All jurisdictions in this region use the “Stormwater Management Manual for Eastern Washington,” adopted in 2004 after a three-year process to tailor the Western Washington Manual for eastern Washington conditions. Those conditions vary between specific sites even if undeveloped.

Marianne Barrentine at Spokane County said “some areas of the County can keep up with the heavier rainfall events (sands), and others are over-saturated right away and the water runs off like asphalt within minutes (clay).”

Or in flat areas, water has no place to go and builds up into Houston scale floods as stormwater management design standards are exceeded. It’s all about physics.

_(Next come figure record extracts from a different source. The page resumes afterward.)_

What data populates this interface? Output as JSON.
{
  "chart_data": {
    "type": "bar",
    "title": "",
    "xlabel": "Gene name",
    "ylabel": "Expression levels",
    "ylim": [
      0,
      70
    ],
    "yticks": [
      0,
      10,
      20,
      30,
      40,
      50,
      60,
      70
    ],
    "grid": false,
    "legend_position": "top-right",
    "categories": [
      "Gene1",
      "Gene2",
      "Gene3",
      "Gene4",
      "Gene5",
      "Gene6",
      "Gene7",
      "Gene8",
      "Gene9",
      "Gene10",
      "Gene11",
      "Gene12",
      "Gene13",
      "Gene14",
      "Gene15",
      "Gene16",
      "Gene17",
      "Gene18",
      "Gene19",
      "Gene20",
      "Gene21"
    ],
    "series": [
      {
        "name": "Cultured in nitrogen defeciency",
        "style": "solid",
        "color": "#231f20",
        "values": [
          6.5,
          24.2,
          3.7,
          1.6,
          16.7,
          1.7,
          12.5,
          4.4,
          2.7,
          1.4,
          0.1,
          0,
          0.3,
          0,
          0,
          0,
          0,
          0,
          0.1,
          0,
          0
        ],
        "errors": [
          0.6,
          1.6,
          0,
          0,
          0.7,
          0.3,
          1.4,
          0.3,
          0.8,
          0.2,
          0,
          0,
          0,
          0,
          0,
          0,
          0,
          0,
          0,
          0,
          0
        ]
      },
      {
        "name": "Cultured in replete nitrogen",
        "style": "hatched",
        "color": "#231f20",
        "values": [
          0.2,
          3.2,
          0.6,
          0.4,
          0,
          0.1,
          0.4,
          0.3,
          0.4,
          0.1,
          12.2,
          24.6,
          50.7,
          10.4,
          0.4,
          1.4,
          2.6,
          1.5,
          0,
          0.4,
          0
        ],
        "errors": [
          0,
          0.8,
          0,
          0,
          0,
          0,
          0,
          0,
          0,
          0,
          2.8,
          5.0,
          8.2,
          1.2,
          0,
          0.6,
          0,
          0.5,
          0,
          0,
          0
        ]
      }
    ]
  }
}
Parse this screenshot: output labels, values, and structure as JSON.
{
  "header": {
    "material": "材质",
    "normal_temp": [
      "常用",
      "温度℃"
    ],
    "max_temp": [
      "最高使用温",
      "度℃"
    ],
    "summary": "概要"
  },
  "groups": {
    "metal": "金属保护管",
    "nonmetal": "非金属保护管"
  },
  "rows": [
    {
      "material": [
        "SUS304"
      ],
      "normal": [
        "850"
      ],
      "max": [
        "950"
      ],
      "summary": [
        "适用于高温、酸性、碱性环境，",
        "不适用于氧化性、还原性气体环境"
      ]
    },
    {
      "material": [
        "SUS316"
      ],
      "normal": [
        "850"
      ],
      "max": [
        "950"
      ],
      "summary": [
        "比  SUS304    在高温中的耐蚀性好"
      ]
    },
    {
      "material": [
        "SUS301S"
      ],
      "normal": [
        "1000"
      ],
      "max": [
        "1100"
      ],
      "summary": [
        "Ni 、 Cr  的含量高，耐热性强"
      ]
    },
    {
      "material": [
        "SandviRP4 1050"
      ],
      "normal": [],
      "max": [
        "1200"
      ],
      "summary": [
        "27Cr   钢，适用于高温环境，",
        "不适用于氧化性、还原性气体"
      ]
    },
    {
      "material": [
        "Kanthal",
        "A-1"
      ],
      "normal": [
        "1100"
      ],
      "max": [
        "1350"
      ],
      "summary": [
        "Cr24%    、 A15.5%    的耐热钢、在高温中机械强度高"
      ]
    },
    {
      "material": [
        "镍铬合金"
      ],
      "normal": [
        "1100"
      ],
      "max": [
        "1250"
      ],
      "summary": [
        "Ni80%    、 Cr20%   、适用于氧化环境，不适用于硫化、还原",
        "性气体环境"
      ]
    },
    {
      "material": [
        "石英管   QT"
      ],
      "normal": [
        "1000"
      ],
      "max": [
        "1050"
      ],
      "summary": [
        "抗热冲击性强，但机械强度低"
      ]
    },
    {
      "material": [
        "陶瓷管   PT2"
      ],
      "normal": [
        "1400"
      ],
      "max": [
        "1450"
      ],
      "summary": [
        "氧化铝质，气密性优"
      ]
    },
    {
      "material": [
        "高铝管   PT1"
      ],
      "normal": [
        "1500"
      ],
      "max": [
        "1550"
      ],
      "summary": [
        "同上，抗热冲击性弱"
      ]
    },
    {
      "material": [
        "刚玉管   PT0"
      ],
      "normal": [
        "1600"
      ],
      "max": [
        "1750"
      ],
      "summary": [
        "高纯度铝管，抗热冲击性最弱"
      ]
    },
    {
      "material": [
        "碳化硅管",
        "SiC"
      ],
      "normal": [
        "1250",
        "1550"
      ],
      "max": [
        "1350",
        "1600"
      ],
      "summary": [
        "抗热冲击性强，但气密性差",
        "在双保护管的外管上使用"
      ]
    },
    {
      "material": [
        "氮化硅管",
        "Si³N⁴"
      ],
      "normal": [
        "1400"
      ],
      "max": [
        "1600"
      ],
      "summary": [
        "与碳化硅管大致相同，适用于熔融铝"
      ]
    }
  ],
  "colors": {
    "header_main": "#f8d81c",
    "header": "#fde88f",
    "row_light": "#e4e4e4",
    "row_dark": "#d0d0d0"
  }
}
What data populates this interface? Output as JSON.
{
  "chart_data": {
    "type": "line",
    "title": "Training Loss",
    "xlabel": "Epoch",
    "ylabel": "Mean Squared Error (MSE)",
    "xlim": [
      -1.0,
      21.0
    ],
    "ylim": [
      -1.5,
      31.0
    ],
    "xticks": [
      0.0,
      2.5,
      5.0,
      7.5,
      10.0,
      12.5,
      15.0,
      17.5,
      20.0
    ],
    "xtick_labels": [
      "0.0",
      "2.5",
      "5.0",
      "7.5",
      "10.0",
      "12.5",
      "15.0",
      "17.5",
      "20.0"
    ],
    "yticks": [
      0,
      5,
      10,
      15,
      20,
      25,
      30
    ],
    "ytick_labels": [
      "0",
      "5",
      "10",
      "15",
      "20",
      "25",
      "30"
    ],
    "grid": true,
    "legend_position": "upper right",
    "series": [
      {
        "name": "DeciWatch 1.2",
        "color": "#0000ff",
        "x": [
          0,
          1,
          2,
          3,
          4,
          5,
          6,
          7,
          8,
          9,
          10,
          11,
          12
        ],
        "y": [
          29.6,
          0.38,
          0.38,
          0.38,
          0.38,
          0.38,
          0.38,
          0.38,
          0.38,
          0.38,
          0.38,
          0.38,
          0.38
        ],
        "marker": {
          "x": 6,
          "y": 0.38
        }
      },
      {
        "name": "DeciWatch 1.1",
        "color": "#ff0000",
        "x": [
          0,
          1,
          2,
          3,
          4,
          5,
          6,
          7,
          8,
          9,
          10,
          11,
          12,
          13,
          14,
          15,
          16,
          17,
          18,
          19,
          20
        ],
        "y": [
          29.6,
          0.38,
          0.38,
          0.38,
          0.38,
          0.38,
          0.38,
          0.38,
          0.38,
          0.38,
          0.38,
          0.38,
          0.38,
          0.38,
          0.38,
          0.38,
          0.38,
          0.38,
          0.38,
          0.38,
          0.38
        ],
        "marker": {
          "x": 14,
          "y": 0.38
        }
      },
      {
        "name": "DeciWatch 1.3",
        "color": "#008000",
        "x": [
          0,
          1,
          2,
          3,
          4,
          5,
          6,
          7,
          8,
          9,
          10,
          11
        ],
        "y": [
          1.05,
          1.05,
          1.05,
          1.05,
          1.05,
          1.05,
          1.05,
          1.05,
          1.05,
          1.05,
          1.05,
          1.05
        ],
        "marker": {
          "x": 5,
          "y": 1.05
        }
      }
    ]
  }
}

For every best design practice, there’s an overwhelming worst case scenario. Catastrophic flooding in the Pacific Northwest won’t come from the remains of a hurricane stalled for three days. The engineers agreed our vulnerability is frozen soils with rain falling on accumulated snow, and the resulting rapid runoff overwhelming both designed and natural wetland systems.

In February 2014, decidedly un-urban Edwall experienced a hundred-year flood event under precisely those conditions. I used to watch reports of people who’d driven into a flash flood and comfortingly tell myself I’d never do that. Until I came around a corner and drove into water where there’d never been water before.

Edwall has zoning. It doesn’t have development. Sometimes a flood is just a flood.